Ankara MHP Lideri Bahçeli: "Türk dili; millet olma şuurunu besleyen, tarih bilincini diri tutan ve kültürel sürekliliği temin eden temel sütundur" Milliyetçi Hareket Partisi (MHP) Genel Başkanı Devlet Bahçeli, "15 Aralık Dünya Türk Dili Ailesi Günü; kökü mazinin derinliklerine uzanan, istikbale yönelen büyük Türk milletinin müşterek hafızasını, irfanını ve tarihi yürüyüşünü idrak etmeye imkan sunan müstesna bir gündür" dedi. MHP Genel Başkanı Bahçeli, 15 Aralık Dünya Türk Dili Ailesi Günü dolayısıyla yazılı mesaj yayımladı. "15 Aralık Dünya Türk Dili Ailesi Günü; kökü mazinin derinliklerine uzanan, istikbale yönelen büyük Türk milletinin müşterek hafızasını, irfanını ve tarihi yürüyüşünü idrak etmeye imkan sunan müstesna bir gündür" diyen Bahçeli, mesajında bugünün önemine değinerek şu ifadeleri kullandı: "Türk dili; millet olma şuurunu besleyen, tarih bilincini diri tutan ve kültürel sürekliliği temin eden temel sütundur.

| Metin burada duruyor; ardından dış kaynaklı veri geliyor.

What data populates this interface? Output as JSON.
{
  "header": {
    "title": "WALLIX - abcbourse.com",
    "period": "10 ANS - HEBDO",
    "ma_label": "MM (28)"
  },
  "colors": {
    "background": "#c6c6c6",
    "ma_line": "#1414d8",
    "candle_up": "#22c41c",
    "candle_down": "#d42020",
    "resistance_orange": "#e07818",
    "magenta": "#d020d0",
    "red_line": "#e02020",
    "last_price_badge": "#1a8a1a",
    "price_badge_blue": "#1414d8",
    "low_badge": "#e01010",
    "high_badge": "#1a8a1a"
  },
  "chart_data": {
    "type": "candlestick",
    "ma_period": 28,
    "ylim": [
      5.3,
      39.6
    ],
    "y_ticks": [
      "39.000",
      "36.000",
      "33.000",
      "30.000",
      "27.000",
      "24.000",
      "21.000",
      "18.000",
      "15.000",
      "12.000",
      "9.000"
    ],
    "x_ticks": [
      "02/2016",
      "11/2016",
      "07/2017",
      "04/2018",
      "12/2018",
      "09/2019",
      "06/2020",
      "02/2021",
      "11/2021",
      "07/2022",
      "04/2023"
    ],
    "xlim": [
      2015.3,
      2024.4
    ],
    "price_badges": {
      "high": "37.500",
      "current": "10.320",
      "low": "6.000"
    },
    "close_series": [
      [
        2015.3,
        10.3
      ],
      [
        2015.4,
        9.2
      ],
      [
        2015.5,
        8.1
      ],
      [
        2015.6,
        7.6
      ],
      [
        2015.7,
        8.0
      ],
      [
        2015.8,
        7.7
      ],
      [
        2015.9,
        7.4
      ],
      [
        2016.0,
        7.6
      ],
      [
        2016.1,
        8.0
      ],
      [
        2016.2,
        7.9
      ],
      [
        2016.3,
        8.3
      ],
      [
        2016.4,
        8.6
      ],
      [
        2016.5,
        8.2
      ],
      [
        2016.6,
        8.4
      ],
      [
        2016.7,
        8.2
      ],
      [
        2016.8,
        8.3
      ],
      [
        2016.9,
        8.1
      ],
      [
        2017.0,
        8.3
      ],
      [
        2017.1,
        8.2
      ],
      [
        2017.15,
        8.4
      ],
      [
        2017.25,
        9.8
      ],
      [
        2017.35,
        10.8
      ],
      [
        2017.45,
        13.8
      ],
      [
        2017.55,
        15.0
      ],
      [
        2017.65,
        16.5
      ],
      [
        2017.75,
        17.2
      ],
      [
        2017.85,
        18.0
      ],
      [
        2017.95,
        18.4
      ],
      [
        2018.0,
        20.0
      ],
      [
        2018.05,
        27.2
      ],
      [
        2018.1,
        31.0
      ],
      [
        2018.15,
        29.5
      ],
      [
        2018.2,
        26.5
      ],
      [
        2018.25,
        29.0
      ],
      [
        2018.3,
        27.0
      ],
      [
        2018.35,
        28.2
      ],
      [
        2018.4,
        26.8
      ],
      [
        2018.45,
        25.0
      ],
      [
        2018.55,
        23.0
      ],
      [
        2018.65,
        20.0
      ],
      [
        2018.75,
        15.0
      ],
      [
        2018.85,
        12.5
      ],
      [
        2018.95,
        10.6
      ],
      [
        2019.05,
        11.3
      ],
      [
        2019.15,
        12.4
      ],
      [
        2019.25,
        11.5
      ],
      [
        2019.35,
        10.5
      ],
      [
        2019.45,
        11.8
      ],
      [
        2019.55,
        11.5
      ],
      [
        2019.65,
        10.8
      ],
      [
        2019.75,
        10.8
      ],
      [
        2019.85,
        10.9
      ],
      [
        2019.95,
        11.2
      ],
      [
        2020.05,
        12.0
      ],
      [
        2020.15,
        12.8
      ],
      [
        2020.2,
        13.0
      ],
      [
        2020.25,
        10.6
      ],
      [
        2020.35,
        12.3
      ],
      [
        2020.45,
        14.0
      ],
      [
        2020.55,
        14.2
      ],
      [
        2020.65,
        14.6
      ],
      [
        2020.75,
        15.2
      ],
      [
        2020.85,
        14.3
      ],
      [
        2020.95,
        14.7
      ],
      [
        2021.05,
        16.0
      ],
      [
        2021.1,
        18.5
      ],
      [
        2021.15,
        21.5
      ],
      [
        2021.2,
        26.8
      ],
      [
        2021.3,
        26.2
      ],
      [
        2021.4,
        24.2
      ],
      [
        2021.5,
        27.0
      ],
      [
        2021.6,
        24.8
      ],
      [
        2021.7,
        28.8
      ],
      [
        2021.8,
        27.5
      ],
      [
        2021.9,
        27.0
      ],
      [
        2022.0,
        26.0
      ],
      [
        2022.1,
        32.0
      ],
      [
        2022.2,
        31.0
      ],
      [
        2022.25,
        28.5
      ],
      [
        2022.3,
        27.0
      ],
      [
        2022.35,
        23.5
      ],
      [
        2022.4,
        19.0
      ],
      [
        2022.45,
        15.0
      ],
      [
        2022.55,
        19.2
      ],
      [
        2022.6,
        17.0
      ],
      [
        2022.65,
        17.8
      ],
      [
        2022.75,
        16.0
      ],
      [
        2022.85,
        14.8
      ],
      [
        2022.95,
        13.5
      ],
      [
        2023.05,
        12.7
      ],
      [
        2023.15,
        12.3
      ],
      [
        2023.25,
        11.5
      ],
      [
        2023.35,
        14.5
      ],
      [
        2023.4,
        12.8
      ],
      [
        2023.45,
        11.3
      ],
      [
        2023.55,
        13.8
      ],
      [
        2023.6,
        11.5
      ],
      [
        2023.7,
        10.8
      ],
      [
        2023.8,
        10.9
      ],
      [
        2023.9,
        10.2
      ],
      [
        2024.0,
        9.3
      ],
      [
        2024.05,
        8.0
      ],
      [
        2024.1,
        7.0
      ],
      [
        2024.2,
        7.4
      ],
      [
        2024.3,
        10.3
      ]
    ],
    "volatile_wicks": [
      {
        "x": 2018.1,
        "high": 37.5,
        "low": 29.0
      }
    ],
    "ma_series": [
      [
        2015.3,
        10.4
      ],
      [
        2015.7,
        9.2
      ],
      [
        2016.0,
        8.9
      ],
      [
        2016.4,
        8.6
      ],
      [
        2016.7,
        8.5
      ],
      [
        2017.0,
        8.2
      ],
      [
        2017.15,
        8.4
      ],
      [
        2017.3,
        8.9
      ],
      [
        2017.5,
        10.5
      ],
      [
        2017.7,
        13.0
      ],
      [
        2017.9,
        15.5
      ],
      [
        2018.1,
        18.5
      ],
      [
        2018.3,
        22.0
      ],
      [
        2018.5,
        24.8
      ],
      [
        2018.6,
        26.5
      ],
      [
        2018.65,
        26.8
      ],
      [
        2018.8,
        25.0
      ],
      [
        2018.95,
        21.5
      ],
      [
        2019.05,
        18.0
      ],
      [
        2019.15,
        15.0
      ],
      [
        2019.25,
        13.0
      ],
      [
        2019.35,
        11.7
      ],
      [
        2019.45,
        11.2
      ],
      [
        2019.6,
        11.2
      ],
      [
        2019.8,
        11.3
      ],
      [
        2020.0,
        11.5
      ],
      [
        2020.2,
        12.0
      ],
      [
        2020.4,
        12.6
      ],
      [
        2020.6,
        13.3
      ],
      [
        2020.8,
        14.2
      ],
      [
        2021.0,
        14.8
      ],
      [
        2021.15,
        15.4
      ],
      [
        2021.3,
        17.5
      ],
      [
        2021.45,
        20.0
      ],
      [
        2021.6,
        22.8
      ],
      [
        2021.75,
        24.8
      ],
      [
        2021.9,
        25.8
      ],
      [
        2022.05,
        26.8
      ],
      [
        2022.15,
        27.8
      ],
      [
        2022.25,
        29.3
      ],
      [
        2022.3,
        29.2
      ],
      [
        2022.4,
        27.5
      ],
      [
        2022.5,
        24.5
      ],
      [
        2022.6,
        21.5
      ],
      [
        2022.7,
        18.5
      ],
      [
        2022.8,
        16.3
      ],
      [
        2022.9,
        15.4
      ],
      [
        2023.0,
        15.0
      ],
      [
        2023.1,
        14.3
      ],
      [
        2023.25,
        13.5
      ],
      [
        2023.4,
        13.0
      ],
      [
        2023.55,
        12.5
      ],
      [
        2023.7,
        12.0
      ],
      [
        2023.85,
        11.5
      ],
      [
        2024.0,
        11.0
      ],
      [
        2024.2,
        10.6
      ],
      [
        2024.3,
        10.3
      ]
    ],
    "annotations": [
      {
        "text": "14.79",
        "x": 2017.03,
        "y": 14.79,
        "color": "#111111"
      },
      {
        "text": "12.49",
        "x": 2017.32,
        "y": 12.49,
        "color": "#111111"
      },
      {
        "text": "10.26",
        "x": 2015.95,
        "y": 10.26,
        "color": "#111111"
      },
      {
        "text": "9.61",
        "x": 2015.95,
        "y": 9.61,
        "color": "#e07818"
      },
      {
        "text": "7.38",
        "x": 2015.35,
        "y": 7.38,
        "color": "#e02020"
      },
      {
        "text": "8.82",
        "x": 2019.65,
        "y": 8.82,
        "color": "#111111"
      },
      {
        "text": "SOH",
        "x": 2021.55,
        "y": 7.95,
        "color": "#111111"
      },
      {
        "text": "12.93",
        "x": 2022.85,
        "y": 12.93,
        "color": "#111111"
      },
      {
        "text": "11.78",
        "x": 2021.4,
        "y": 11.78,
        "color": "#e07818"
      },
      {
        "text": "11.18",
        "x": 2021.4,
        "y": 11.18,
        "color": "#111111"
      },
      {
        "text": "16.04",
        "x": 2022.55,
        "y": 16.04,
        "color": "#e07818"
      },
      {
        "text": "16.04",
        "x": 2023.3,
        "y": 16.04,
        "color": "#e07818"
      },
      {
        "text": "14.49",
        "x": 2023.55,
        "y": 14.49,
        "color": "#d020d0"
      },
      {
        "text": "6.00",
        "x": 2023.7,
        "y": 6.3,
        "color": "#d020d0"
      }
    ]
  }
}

Altaylar’dan Balkanlar’a, Hazar havzasından Akdeniz’e uzanan geniş coğrafyada Türkçenin taşıdığı anlam dünyası; birlik fikrini pekiştiren, dirliği esas alan ve kardeşlik hukukunu muhafaza eden bir medeniyet tasavvurunu yansıtmaktadır. Bu itibarla, Türkçenin tarihi derinliğini ve ifade kudretini tahkim etmek; onu yozlaşmadan, yabancılaşmadan ve anlam kaybından uzak tutarak gelecek nesillere güçlü, sahih ve köklü bir miras halinde intikal ettirmek, kültürel sürekliliğin teminatı olmanın yanında milli varlığın korunmasına yönelik stratejik bir sorumluluk mahiyeti taşımaktadır. 15 Aralık Dünya Türk Dili Ailesi Günü vesilesiyle; Türk diline emek veren ilim insanlarını, münevverleri ve gönül erlerini selamlıyor; Türk milletinin diliyle, kültürüyle ve ülküsüyle ilelebet var olmasını Yüce Allah’tan niyaz ediyorum."